Gdańska policja zatrzymała trzy osoby w związku ze śmiercią noworodka. Dziecko odnaleziono w śmietniku, po tym, gdy 24-letnia kobieta zgłosiła się do szpitala...
"W sobotę po południu otrzymaliśmy informację o tym, że do szpitala (w Gdyni - red.) została przewieziona 24-letnia kobieta, której obrażenia wskazywały na to, że urodziła dziecko. W trakcie prowadzonych czynności policjanci znaleźli zwłoki chłopczyka", podała w poniedziałek oficer prasowa gdyńskiej policji podkom. Jolanta Grunert.
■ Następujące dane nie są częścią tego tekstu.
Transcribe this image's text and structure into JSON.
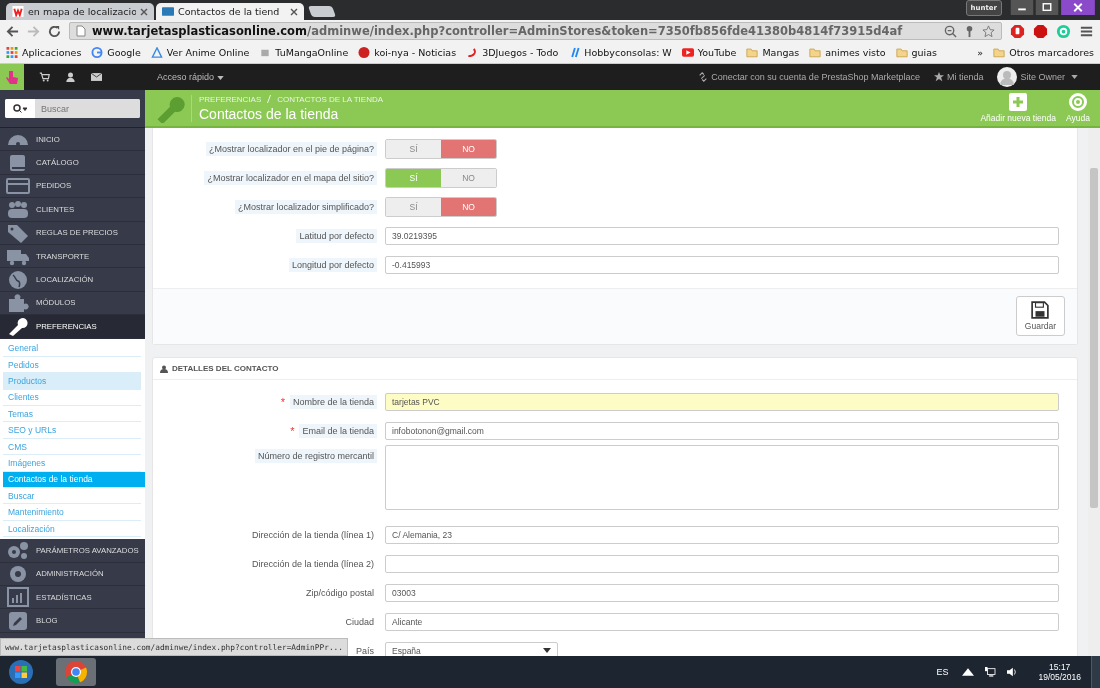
{
  "browser": {
    "tabs": [
      {
        "title": "en mapa de localizacio",
        "selected": false
      },
      {
        "title": "Contactos de la tiend",
        "selected": true
      }
    ],
    "user_badge": "hunter",
    "address": {
      "domain": "www.tarjetasplasticasonline.com",
      "path": "/adminwe/index.php?controller=AdminStores&token=7350fb856fde41380b4814f73915d4af"
    },
    "bookmarks": [
      "Aplicaciones",
      "Google",
      "Ver Anime Online",
      "TuMangaOnline",
      "koi-nya - Noticias",
      "3DJuegos - Todo",
      "Hobbyconsolas: W",
      "YouTube",
      "Mangas",
      "animes visto",
      "guias"
    ],
    "bookmarks_more": "»",
    "other_bookmarks": "Otros marcadores"
  },
  "topnav": {
    "quick_access": "Acceso rápido",
    "marketplace": "Conectar con su cuenta de PrestaShop Marketplace",
    "my_store": "Mi tienda",
    "user": "Site Owner"
  },
  "sidebar": {
    "search_placeholder": "Buscar",
    "items": [
      {
        "label": "INICIO",
        "expanded": false
      },
      {
        "label": "CATÁLOGO",
        "expanded": false
      },
      {
        "label": "PEDIDOS",
        "expanded": false
      },
      {
        "label": "CLIENTES",
        "expanded": false
      },
      {
        "label": "REGLAS DE PRECIOS",
        "expanded": false
      },
      {
        "label": "TRANSPORTE",
        "expanded": false
      },
      {
        "label": "LOCALIZACIÓN",
        "expanded": false
      },
      {
        "label": "MÓDULOS",
        "expanded": false
      },
      {
        "label": "PREFERENCIAS",
        "expanded": true,
        "children": [
          {
            "label": "General",
            "selected": false,
            "hover": false
          },
          {
            "label": "Pedidos",
            "selected": false,
            "hover": false
          },
          {
            "label": "Productos",
            "selected": false,
            "hover": true
          },
          {
            "label": "Clientes",
            "selected": false,
            "hover": false
          },
          {
            "label": "Temas",
            "selected": false,
            "hover": false
          },
          {
            "label": "SEO y URLs",
            "selected": false,
            "hover": false
          },
          {
            "label": "CMS",
            "selected": false,
            "hover": false
          },
          {
            "label": "Imágenes",
            "selected": false,
            "hover": false
          },
          {
            "label": "Contactos de la tienda",
            "selected": true,
            "hover": false
          },
          {
            "label": "Buscar",
            "selected": false,
            "hover": false
          },
          {
            "label": "Mantenimiento",
            "selected": false,
            "hover": false
          },
          {
            "label": "Localización",
            "selected": false,
            "hover": false
          }
        ]
      },
      {
        "label": "PARÁMETROS AVANZADOS",
        "expanded": false
      },
      {
        "label": "ADMINISTRACIÓN",
        "expanded": false
      },
      {
        "label": "ESTADÍSTICAS",
        "expanded": false
      },
      {
        "label": "BLOG",
        "expanded": false
      }
    ]
  },
  "header": {
    "breadcrumb": [
      "PREFERENCIAS",
      "CONTACTOS DE LA TIENDA"
    ],
    "title": "Contactos de la tienda",
    "actions": [
      "Añadir nueva tienda",
      "Ayuda"
    ]
  },
  "options_panel": {
    "toggles": [
      {
        "label": "¿Mostrar localizador en el pie de página?",
        "yes": "SÍ",
        "no": "NO",
        "on": false
      },
      {
        "label": "¿Mostrar localizador en el mapa del sitio?",
        "yes": "SÍ",
        "no": "NO",
        "on": true
      },
      {
        "label": "¿Mostrar localizador simplificado?",
        "yes": "SÍ",
        "no": "NO",
        "on": false
      }
    ],
    "fields": [
      {
        "label": "Latitud por defecto",
        "value": "39.0219395"
      },
      {
        "label": "Longitud por defecto",
        "value": "-0.415993"
      }
    ],
    "save": "Guardar"
  },
  "contact_panel": {
    "title": "DETALLES DEL CONTACTO",
    "fields": [
      {
        "label": "Nombre de la tienda",
        "value": "tarjetas PVC",
        "required_mark": "*",
        "kind": "input",
        "hint": true,
        "highlighted": true
      },
      {
        "label": "Email de la tienda",
        "value": "infobotonon@gmail.com",
        "required_mark": "*",
        "kind": "input",
        "hint": true,
        "highlighted": false
      },
      {
        "label": "Número de registro mercantil",
        "kind": "textarea",
        "hint": true,
        "highlighted": false
      },
      {
        "label": "Dirección de la tienda (línea 1)",
        "value": "C/ Alemania, 23",
        "kind": "input",
        "hint": false,
        "highlighted": false
      },
      {
        "label": "Dirección de la tienda (línea 2)",
        "kind": "input",
        "hint": false,
        "highlighted": false
      },
      {
        "label": "Zip/código postal",
        "value": "03003",
        "kind": "input",
        "hint": false,
        "highlighted": false
      },
      {
        "label": "Ciudad",
        "value": "Alicante",
        "kind": "input",
        "hint": false,
        "highlighted": false
      },
      {
        "label": "País",
        "value": "España",
        "kind": "select",
        "hint": false,
        "highlighted": false
      }
    ]
  },
  "status_url": "www.tarjetasplasticasonline.com/adminwe/index.php?controller=AdminPPr...",
  "taskbar": {
    "language": "ES",
    "time": "15:17",
    "date": "19/05/2016"
  }
}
Wyjaśniła, że wykonano oględziny z udziałem prokuratora i biegłego lekarza medycyny sądowej.
Rzeczniczka Prokuratury Okręgowej w Gdańsku prok. Grażyna Wawryniuk dodała, że w związku ze śmiercią noworodka zatrzymano trzy osoby: 24-latkę (prawdopodobnie matkę dziecka) oraz dwoje członków jej rodziny.
Zaznaczyła, że kobieta zgłosiła się do szpitala z bólami. Lekarz stwierdził, że mogło dojść do porodu. "Kobieta wskazała funkcjonariuszom miejsce ukrycia zwłok, był to śmietnik", przekazała Wawryniuk.
Prokurator zadecydował o przewiezieniu ciała noworodka na sekcję zwłok.